What it does / problem it solves Small warehouses and fabrication shops rarely have the budget for enterprise safety analytics. SafeSight turns cheap IP cameras into a real-time safety co-pilot: it detects people, tools, forklifts, PPE compliance (hardhats/vests), unsafe postures, and blocked fire exits; summarizes incidents; and posts alerts with short video clips to Slack/Teams. Managers get a timeline, heat-maps, and trend reports that correlate with shift schedules and weather (e.g., more near-misses on rainy deliveries).

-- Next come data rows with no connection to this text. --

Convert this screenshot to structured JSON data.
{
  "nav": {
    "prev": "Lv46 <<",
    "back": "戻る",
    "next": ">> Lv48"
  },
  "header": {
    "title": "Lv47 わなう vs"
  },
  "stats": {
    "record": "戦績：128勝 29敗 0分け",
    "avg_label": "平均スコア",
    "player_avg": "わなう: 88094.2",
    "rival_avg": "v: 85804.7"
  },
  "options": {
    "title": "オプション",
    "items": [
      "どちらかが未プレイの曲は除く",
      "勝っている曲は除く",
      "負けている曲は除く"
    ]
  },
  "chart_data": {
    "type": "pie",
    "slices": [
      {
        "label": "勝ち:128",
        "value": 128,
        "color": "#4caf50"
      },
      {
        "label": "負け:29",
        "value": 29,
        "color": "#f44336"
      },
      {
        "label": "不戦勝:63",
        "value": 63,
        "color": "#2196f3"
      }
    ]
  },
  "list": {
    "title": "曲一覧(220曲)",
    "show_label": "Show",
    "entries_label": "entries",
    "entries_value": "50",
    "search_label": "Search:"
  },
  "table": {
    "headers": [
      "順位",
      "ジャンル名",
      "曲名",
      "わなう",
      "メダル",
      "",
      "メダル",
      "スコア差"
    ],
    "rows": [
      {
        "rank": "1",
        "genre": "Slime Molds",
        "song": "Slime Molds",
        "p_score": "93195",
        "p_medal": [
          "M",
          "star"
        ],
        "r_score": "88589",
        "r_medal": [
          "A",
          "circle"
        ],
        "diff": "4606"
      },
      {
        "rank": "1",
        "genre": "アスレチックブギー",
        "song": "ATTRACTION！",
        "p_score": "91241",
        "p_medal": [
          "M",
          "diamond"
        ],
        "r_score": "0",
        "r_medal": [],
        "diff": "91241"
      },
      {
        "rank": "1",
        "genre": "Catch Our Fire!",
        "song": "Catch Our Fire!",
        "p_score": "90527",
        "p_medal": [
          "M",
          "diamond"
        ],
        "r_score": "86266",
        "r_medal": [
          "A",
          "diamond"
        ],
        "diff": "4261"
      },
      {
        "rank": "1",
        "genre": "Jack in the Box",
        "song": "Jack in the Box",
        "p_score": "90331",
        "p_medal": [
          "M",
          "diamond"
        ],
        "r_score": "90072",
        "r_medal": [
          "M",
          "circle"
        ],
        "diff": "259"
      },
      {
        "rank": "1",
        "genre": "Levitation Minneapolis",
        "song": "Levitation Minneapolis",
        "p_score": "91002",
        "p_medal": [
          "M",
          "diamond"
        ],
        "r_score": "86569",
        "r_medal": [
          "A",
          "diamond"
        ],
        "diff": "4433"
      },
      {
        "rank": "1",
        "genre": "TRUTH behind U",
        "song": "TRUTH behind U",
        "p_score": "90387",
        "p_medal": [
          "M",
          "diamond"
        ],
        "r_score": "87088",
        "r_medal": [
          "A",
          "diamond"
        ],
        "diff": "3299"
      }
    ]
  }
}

Based off of key huggingface tasks
- Object Detection (forklifts, pallets, fire extinguishers, spill kits, etc.)
- Keypoint Detection (human pose to flag bending/lifting risk)
- Video Classification (action recognition: “running forklift,” “person-in-no-go zone”)
- Zero-Shot Object Detection (quickly add “new” PPE types or signage without relabeling)
- Image-to-Text (generate incident summaries: “Person without hardhat near forklift aisle.”)
- Multi-task + multi-modal pipeline.
- Edge + cloud architecture that respects bandwidth & privacy (on-prem inference, cloud analytics).
- Zero shot extensibility so customers add new rules via natural language (“alert when a ladder is left unattended”).
- Operational ROI: fewer incidents, audit trails for OSHA/insurance, quantified “risk score per hour.”
- Python + FastAPI microservice; GStreamer or FFmpeg to read RTSP.
- PyTorch/ONNX Runtime (or OpenVINO on Intel NUC) for low-latency inference.
Models from Hugging Face:
- Object detection: YOLOv8/YOLOv10 or DETR variants hosted on HF.
- Pose / Keypoint Detection: YOLO-Pose or RTMPose.
- Video Classification: TimeSformer/ViViT distilled variants.
- Zero-Shot Detection: Grounding-DINO + OpenCLIP checkpoints.
- Image to Text: BLIP-2 / Qwen-VL / Llava-Next (small) for on-device captions.
- Local stream router: Redis Streams or NATS JetStream for frames + metadata.
Cloud for Analytics and UI:
- API: FastAPI + PostgreSQL/TimescaleDB (events/time-series).
- Message bus: Kafka (or managed: Redpanda Cloud) to ingest site events.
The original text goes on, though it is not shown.